The native text summarization capability of Dataiku provides language-agnostic extractive summarization using open-source models. It is an offline capability, meaning that it does not leverage a 3rd party API.

Note

This capability is provided by the “Text Summarization” plugin, which you need to install. Please see Installing plugins.

This plugin is Not supported

This plugin provides a tool for doing automatic text summarization.

It uses extractive summarization methods, which means that the summary will be a number of extracted sentences from the original input text. This can be used for example to turn customer reviews or long reports into shorter texts.

The plugin comes with a single recipe that uses one of three possible models:

  • Text Rank[1], which builds a graph of every sentence of the input text, where each text is linked to its most similar sentences, before running the PageRank algorithm to select the most relevant sentences for a summary.

  • KL-Sum[2], which summarizes texts by decreasing a KL Divergence criterion. In practice, it selects sentences based on how much they have the same word distribution as the original text.

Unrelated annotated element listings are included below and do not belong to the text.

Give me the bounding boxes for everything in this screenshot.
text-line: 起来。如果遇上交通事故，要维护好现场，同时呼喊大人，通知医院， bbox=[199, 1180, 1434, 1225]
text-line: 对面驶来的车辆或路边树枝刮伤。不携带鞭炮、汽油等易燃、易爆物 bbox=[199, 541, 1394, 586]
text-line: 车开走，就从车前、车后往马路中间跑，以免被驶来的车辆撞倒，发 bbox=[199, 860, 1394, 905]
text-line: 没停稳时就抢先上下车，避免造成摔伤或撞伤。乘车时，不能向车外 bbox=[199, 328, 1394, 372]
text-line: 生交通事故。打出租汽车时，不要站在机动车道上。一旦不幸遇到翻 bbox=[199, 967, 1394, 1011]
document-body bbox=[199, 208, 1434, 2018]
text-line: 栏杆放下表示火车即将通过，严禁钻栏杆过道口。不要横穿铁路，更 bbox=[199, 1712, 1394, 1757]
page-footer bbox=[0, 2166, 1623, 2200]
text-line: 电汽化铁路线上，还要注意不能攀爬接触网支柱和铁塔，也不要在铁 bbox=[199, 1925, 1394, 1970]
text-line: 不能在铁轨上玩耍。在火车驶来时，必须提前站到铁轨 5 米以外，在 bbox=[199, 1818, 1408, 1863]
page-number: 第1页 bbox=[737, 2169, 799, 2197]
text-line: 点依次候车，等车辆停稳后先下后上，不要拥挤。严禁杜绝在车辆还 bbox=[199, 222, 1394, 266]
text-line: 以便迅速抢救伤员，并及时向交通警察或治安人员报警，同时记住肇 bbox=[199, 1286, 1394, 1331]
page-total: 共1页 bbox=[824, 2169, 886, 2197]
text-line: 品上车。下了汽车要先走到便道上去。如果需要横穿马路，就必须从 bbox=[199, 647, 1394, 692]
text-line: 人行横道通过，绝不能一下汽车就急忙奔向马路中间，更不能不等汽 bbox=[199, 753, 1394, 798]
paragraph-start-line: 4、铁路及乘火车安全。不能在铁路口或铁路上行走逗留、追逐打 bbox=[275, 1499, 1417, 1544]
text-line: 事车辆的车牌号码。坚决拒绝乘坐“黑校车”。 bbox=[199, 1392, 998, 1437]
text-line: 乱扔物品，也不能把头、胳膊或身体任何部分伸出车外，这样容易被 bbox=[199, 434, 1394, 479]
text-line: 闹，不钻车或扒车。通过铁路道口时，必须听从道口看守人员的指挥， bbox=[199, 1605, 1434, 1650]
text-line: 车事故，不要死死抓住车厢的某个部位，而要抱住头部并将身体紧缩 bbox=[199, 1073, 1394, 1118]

  • LSA[3], which uses Latent Semantic Allocation (LSA) to summarize texts. Basically, this starts by looking for the most important topics of the input text then keeps the sentences that best represent these topics.

How To Use

First, make sure your text data is stored in a dataset, inside a text column, with one row for each document. Using the recipe is straightforward: select your dataset and the column containing your documents. Then, select a method, set the number of desired sentences and run the recipe!

References

  • Rada Mihalcea and Paul Tarau, TextRank: Bringing Order into Texts.

  • Aria Haghighi and Lucy Vanderwende, Exploring Content Models for Multi-Document Summarization.

  • Josef Steinberger and Karel Ježek, Using Latent Semantic Analysis in Text Summarization and Summary Evaluation.